Edito
Comment éviter que l’amélioration de la croissance ne soit pas un feu de paille
Tout le problème consiste aujourd’hui à maintenir un certain élan retrouvé et à ne pas retomber dans une stagnation légendaire.
La croissance économique est désormais solidement installée. Tel est le diagnostic de Christine Lagarde, la directrice du Fonds monétaire international qui va relever la semaine prochaine ses perspectives pour l’ensemble des pays. Et pour une fois, la France n’est pas en reste. L’Insee vient ainsi d’ajouter un petit dixième de point à ses calculs pour 2017. Après avoir au fil des mois pronostiqué 1,5% d’amélioration des performances du pays sur une base de départ de 1,1% pour l’ensemble de 2017, elle est passée à 1,7% et maintenant 1,8%. Le gouvernement applaudit car il faut remonter à 2011 pour trouver une perspective équivalente. Et tout relèvement des comptes est pain bénit pour le ministre des finances qui a tant de mal à boucler son budget, en raison des baises d’impôts programmées.

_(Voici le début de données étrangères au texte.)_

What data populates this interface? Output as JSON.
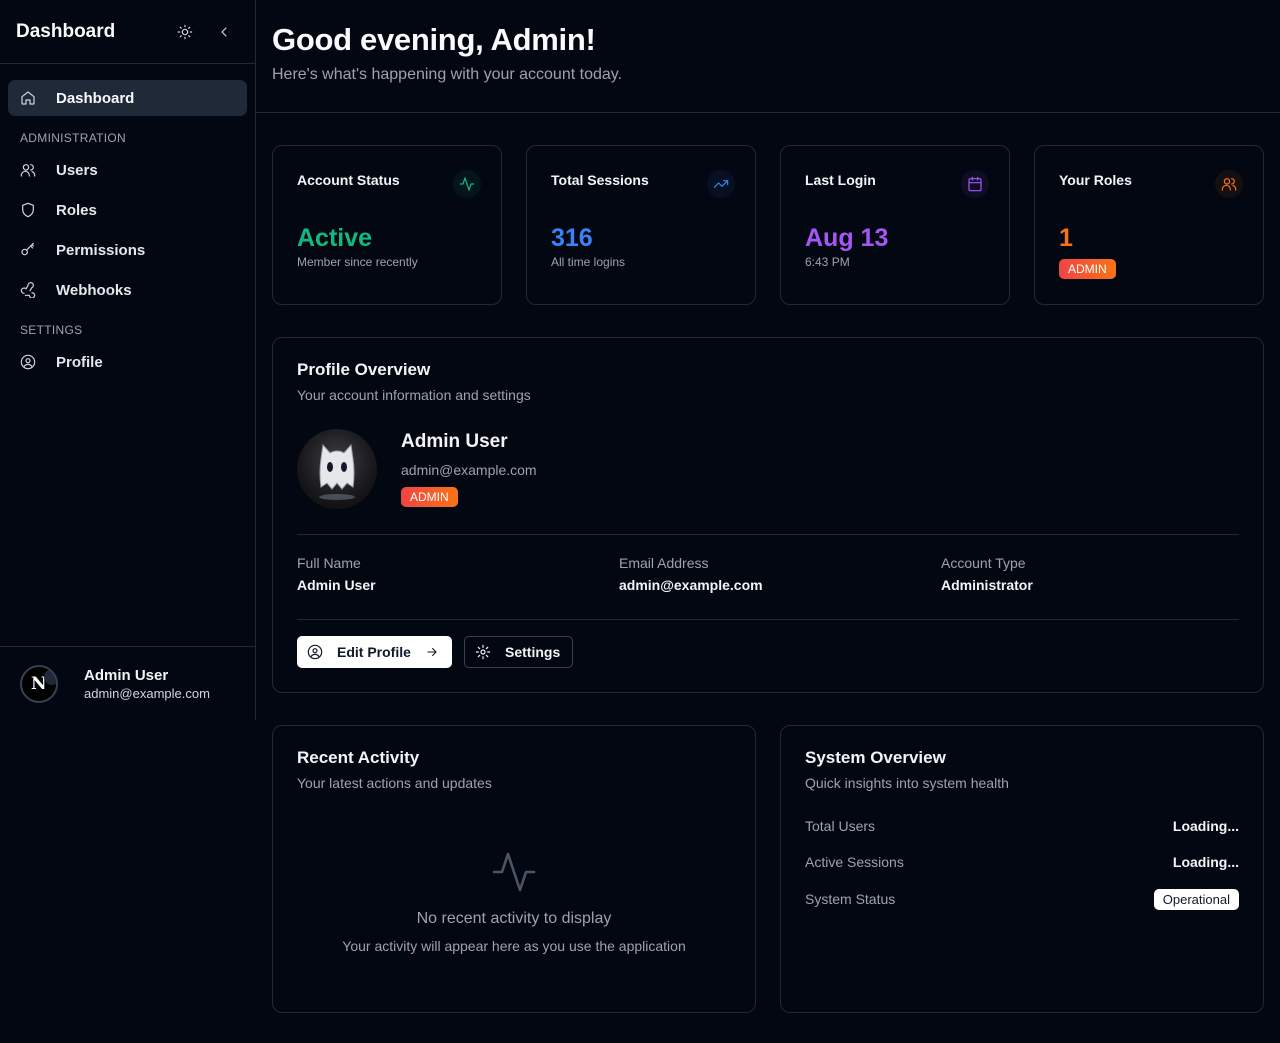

L’économie française bénéficie de deux moteurs : l’investissement des entreprises qui se réalise à tous les niveaux et l’équipement des particuliers, essentiellement dans le domaine du logement, car les achats de maisons et d’appartements neufs ainsi que la rénovation ont le vent en poupe. Ce dynamisme est encouragé par le moral des chefs d’entreprises qui n’a jamais été aussi élevé depuis dix ans. Conséquence : le chômage recule : la barre fatidique de dix pour cent sera abandonnée à la fin de l’année, avec un niveau ramené à 9,4%, avec une création nette de deux cent mille emplois. Seul point noir pour l’instant : le commerce extérieur, dont le déficit est revu en hausse de 15 milliards d’euros à 63 milliards, car la reprise des affaires se traduit par un gonflement des importations : 80% des investissements sont le fruit d’achats à l’étranger, tandis que l’amélioration du pouvoir d’achat des ménages repose pour 20% sur un développement des entrées de produits venus d’’audelà des frontières.

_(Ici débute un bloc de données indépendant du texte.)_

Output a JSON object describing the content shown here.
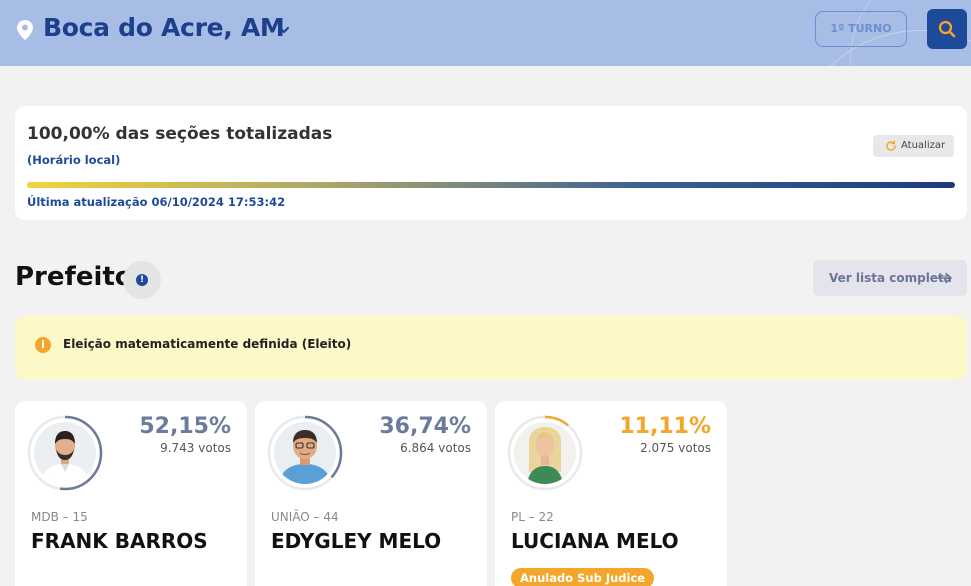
{
  "header": {
    "city": "Boca do Acre, AM",
    "turno_label": "1º TURNO"
  },
  "status": {
    "title": "100,00% das seções totalizadas",
    "horario": "(Horário local)",
    "refresh_label": "Atualizar",
    "progress_fraction": 1.0,
    "last_update": "Última atualização 06/10/2024 17:53:42"
  },
  "section": {
    "title": "Prefeito",
    "ver_lista_label": "Ver lista completa"
  },
  "banner": {
    "text": "Eleição matematicamente definida (Eleito)"
  },
  "candidates": [
    {
      "party": "MDB – 15",
      "name": "FRANK BARROS",
      "percent": "52,15%",
      "votes": "9.743 votos",
      "share": 0.5215,
      "color": "#6c7b99",
      "badge": ""
    },
    {
      "party": "UNIÃO – 44",
      "name": "EDYGLEY MELO",
      "percent": "36,74%",
      "votes": "6.864 votos",
      "share": 0.3674,
      "color": "#6c7b99",
      "badge": ""
    },
    {
      "party": "PL – 22",
      "name": "LUCIANA MELO",
      "percent": "11,11%",
      "votes": "2.075 votos",
      "share": 0.1111,
      "color": "#f4a62a",
      "badge": "Anulado Sub Judice"
    }
  ],
  "icons": {
    "location": "location-pin-icon",
    "dropdown": "chevron-down-icon",
    "search": "search-icon",
    "refresh": "refresh-icon",
    "info": "info-icon",
    "arrow": "arrow-right-icon"
  }
}
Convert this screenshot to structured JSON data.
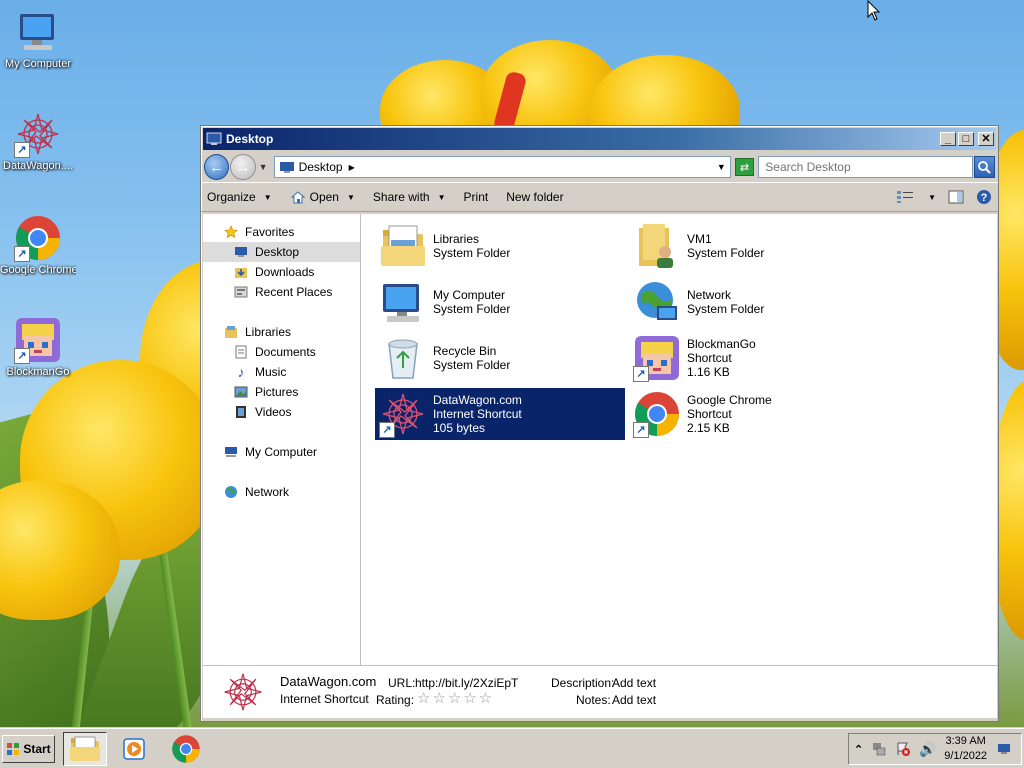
{
  "desktop": {
    "icons": [
      {
        "label": "My Computer"
      },
      {
        "label": "DataWagon...."
      },
      {
        "label": "Google Chrome"
      },
      {
        "label": "BlockmanGo"
      }
    ]
  },
  "window": {
    "title": "Desktop",
    "address": {
      "crumb": "Desktop"
    },
    "search": {
      "placeholder": "Search Desktop"
    },
    "toolbar": {
      "organize": "Organize",
      "open": "Open",
      "share_with": "Share with",
      "print": "Print",
      "new_folder": "New folder"
    },
    "nav": {
      "favorites": "Favorites",
      "desktop": "Desktop",
      "downloads": "Downloads",
      "recent_places": "Recent Places",
      "libraries": "Libraries",
      "documents": "Documents",
      "music": "Music",
      "pictures": "Pictures",
      "videos": "Videos",
      "my_computer": "My Computer",
      "network": "Network"
    },
    "items": [
      {
        "name": "Libraries",
        "type": "System Folder",
        "size": ""
      },
      {
        "name": "VM1",
        "type": "System Folder",
        "size": ""
      },
      {
        "name": "My Computer",
        "type": "System Folder",
        "size": ""
      },
      {
        "name": "Network",
        "type": "System Folder",
        "size": ""
      },
      {
        "name": "Recycle Bin",
        "type": "System Folder",
        "size": ""
      },
      {
        "name": "BlockmanGo",
        "type": "Shortcut",
        "size": "1.16 KB"
      },
      {
        "name": "DataWagon.com",
        "type": "Internet Shortcut",
        "size": "105 bytes"
      },
      {
        "name": "Google Chrome",
        "type": "Shortcut",
        "size": "2.15 KB"
      }
    ],
    "details": {
      "name": "DataWagon.com",
      "type": "Internet Shortcut",
      "url_label": "URL:",
      "url_value": "http://bit.ly/2XziEpT",
      "rating_label": "Rating:",
      "rating_stars": "☆☆☆☆☆",
      "description_label": "Description:",
      "description_value": "Add text",
      "notes_label": "Notes:",
      "notes_value": "Add text"
    }
  },
  "taskbar": {
    "start_label": "Start",
    "time": "3:39 AM",
    "date": "9/1/2022"
  },
  "colors": {
    "selection": "#0a246a",
    "title_start": "#0a246a",
    "title_end": "#a6caf0",
    "chrome_red": "#db4437",
    "chrome_green": "#0f9d58",
    "chrome_yellow": "#f4b400",
    "chrome_blue": "#4285f4"
  }
}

Tout le problème consiste aujourd’hui à maintenir un certain élan retrouvé et à ne pas retomber dans une stagnation légendaire. Car certains signes témoignent que le mouvement actuel ressemble plus à une légère brise qu’à un emballement profond. En premier lieu, le reste de l’Europe progresse à un rythme bien supérieur, évalué à 2 ,2 % pour cette année. C’est dire que les contraintes qui pèsent sur notre pays maintiennent un handicap dans la compétition internationale. En second lieu, la consommation des ménages s’améliore seulement d’un pour cent, nos compatriotes s’étant remis à épargner, notamment sur le fameux livret de caisse d’épargne par méfiance de l’avenir. Le pouvoir d’achat ralentit quelque peu à 1,6% au lieu de 1,8% l’an dernier, tandis que l’emploi va progresser plus lentement au deuxième semestre en raison de la suppression de 140 000 emplois aidés. Des craintes subsistent donc pour l’année 2018, tant les forces du conservatisme et de l’immobilisme sont présentes dans ce pays. Pour éviter de retomber dans les ornières du passé, il est indispensable que le gouvernement continue d’avancer dans la voie des réformes malgré les obstacles dressés sur sa route. Cela suppose d’ accélérer la réforme de l’Etat social, sans doute la plus délicate quand on voit comment le pouvoir a déjà reculé dans la négociation avec les transporteurs routiers. Cela implique aussi que la population se prenne en mains, évite toujours de se lamenter et cesse de préfèrer dans les conflits du travail ce qu’on appelle le chèque valise plutôt qu’un bon reclassement, accepte aussi que certains patrons aient envie de réussir et de gagner de l’argent, sans que ce dernier soit exclusivement consacré à des tâches de redistribution. En clair il faut remettre en cause cette exception française qui a fait perdre tant de places à notre pays dans la compétition mondiale.